Business Days Calculator
Count the working days between two dates, or add a number of business days to a date to find the deadline. Weekends are configurable, you can add your own holidays, and everything runs in your browser with no sign-up.
What is the Business Days Calculator?
The Business Days Calculator is a free online tool that counts how many working days fall between two dates, or tells you which date you reach when you add a number of working days to a start date. A working day, or business day, is any day that is not a weekend and not a holiday you have marked. Because deadlines, contracts and service levels are so often written in working days rather than plain calendar days, a count that quietly skips Saturdays, Sundays and your own public holidays is far more useful than a raw day total.
How to use it
- Stay on the Days between dates tab to count working days. Set the start and end dates and read the business-day total instantly.
- Switch to the Add business days tab to project a deadline. Pick a from-date, type how many working days to add, and it returns the exact date you land on.
- Open Weekend & holidays if your week is not a standard Monday to Friday. Tick the days that are your weekend, or leave the default of Saturday and Sunday.
- Add any public holidays or company closure days one at a time; each one is removed from the working-day count.
- Copy the answer and close the tab. The whole tool reacts as you type, so there is no submit button to hunt for.
The method behind it
Rather than guess with a formula, the calculator walks the range one day at a time on local midnights, which avoids every timezone and daylight-saving trap. For each day it asks three questions in order: is this a weekend day, is this a holiday you added, otherwise it is a working day. A holiday that lands on a weekend is never subtracted twice, so the totals always add up: business days plus weekend days plus working-day holidays equals the total days in the range. In add mode it steps forward, or backward for a negative number, one day at a time, only counting a step when the day is a working day, until it has taken the requested number of business days. The start date itself is never counted as one of those steps.
Worked examples
- Working days in a sprint. From Monday 1 June 2026 to Friday 12 June 2026, with both ends included and a Saturday and Sunday weekend, there are 10 business days out of 12 total days.
- A 30-day notice in working days. Add 30 business days to 1 June 2026 and you land on Monday 13 July 2026 โ six full weeks later once weekends are skipped.
- A Friday and Saturday weekend. Switch the weekend to Friday and Saturday for a Gulf-region calendar and the same June range now counts a different number of working days, because Sundays become working days.
Common use cases
- Project planning โ working days between a kickoff and a due date, weekends and holidays removed.
- Legal and compliance deadlines โ filings, responses and cure periods that are written as "within N business days".
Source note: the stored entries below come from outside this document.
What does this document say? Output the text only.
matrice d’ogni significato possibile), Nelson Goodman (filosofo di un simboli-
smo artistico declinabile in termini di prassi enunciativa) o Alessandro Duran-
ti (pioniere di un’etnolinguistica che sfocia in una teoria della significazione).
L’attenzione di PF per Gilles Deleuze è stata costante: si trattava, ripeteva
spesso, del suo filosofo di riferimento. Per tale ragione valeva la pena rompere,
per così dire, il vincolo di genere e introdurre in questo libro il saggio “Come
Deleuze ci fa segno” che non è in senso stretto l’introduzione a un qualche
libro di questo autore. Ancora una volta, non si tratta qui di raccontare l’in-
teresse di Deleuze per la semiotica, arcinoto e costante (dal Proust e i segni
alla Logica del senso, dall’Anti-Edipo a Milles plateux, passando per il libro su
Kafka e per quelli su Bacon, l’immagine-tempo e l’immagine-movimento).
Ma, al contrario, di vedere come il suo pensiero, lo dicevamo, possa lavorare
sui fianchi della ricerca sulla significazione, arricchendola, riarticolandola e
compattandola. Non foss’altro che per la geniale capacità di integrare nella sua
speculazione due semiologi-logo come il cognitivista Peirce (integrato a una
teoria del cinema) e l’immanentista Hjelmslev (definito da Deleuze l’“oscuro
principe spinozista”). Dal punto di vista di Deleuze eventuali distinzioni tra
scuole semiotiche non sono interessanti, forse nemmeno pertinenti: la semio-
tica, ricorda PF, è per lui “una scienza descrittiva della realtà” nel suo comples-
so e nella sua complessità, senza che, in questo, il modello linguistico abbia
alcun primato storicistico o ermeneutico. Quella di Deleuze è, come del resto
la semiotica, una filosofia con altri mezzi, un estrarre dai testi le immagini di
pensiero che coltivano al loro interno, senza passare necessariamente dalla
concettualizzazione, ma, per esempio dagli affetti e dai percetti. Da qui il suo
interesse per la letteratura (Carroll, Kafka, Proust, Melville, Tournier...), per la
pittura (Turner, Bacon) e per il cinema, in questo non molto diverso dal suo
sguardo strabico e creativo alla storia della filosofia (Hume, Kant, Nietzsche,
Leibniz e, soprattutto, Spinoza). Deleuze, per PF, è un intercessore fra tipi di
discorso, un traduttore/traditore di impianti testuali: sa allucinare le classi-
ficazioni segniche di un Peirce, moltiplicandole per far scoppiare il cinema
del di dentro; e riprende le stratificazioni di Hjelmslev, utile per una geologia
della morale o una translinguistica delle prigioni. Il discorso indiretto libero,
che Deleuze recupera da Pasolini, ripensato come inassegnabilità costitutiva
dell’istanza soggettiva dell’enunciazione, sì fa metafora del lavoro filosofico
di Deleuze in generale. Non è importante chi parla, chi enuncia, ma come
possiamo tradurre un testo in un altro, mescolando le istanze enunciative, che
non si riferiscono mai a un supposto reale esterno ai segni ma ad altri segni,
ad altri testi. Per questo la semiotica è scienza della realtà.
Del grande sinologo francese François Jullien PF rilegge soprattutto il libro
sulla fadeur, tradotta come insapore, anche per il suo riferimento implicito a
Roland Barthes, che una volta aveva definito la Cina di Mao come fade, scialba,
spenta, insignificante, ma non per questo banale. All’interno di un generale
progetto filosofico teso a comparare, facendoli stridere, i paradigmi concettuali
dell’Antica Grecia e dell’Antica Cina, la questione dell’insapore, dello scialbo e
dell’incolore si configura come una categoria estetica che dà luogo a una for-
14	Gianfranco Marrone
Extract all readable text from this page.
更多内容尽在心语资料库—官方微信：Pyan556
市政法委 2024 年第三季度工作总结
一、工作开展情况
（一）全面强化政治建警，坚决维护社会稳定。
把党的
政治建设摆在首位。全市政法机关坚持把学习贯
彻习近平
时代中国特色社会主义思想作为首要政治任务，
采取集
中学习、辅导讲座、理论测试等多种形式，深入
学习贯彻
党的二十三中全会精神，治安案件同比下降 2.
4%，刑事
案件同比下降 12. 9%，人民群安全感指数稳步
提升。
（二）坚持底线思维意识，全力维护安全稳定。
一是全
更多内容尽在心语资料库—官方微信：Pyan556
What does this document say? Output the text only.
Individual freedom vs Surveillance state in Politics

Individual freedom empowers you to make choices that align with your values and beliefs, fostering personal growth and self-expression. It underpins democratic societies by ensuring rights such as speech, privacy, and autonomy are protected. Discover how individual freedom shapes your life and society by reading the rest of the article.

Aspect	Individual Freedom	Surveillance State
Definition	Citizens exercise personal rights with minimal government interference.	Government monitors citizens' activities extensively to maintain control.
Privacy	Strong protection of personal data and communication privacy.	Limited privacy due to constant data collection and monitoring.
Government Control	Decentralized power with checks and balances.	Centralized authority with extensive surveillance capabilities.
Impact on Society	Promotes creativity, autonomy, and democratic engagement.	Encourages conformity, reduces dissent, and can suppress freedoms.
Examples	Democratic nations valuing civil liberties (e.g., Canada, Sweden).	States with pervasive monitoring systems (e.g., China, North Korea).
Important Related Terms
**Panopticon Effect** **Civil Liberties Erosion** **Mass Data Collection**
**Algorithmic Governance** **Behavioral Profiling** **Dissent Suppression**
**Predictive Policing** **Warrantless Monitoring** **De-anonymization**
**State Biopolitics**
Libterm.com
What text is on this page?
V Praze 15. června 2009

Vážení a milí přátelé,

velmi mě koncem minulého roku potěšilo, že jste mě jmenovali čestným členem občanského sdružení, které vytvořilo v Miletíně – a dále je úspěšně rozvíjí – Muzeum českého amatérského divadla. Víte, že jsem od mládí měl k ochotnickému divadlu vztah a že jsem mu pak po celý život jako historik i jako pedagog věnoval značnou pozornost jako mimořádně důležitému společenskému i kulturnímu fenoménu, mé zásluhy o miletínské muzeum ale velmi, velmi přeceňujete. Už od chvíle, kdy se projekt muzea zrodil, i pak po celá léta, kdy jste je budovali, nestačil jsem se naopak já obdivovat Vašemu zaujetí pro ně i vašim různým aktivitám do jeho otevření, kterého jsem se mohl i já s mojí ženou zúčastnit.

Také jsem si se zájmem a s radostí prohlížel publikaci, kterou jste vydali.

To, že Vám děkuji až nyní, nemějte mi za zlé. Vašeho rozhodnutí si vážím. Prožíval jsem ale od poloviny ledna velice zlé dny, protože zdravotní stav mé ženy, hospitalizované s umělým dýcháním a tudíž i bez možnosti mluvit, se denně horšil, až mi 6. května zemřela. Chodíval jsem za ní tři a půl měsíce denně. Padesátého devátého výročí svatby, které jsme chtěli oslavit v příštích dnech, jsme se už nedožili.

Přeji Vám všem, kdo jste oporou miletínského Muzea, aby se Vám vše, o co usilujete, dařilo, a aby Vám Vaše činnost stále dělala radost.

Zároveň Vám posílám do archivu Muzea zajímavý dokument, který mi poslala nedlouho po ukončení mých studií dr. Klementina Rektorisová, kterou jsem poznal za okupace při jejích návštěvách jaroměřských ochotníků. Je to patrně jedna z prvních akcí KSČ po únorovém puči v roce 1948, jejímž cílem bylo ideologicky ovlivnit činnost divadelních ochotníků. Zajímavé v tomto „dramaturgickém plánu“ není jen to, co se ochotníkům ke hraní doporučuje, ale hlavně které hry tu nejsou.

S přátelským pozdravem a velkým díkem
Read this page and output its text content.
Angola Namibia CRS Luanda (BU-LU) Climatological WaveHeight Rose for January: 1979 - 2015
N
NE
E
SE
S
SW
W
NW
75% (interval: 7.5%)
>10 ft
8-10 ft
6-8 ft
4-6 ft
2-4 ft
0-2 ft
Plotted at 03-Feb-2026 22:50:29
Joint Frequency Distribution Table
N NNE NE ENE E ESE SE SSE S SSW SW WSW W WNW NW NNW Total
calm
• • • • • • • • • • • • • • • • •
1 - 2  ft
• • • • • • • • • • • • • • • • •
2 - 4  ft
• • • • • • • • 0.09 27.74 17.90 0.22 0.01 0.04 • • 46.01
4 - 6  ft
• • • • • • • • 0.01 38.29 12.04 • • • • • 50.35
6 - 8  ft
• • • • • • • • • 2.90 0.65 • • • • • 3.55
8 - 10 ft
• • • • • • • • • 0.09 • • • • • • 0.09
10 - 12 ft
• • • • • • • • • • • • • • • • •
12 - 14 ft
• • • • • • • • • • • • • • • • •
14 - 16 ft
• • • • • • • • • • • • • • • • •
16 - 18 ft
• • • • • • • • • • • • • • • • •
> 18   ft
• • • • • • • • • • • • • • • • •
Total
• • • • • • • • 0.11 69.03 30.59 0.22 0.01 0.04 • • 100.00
- Service-level agreements โ turnaround times and support windows measured in working days, not calendar days.
- Shipping and delivery estimates โ projecting an arrival date by adding the carrier's quoted business days.
- HR and payroll โ notice periods, probation windows and working days in a pay period.
Why use this one
Many business-day tools only count working days between two dates and lock you into a Saturday and Sunday weekend. This page does both jobs in one place: it counts the working days between dates and it adds business days to reach a future date. The weekend is fully configurable, so Friday and Saturday regions are handled, and you can add your own holidays so the result matches your real calendar instead of a generic one. It runs entirely in your browser using your device clock, so the dates and holidays you enter stay on your device, there is no account, and the answer updates the instant you change a field.
It sits in a small cluster of everyday date tools. To measure the full gap between two dates in years, months and days, use the Date Difference Calculator; to count down to a future date, use Days Until Date; and to turn a birth date into an exact age, the Age Calculator does it in one step.
Frequently asked questions
Does the business days calculator include the start and end dates?
By default both the start date and the end date are counted (an inclusive range), and each is only added if it is a working day. You can turn off "include the end day" if you want the final date left out, which is common for billing periods and notice terms.
How do I handle countries where the weekend is not Saturday and Sunday?
Use the weekend selector to pick exactly which days count as the weekend. The default is Saturday and Sunday, but you can switch to Friday and Saturday for much of the Middle East, Sunday only, or any custom combination, and the working-day count updates immediately.
Does it remove public holidays automatically?
It does not assume a country, because public holidays differ everywhere. Instead you add your own holiday dates and they are subtracted from the working-day count. A holiday that already falls on a weekend is never double-counted.
What is the difference between this and a plain days-between-dates tool?
A plain tool counts every calendar day. This one counts only working days by skipping weekends and any holidays you add, and it also works in reverse: give it a start date and a number of business days and it tells you which date you land on.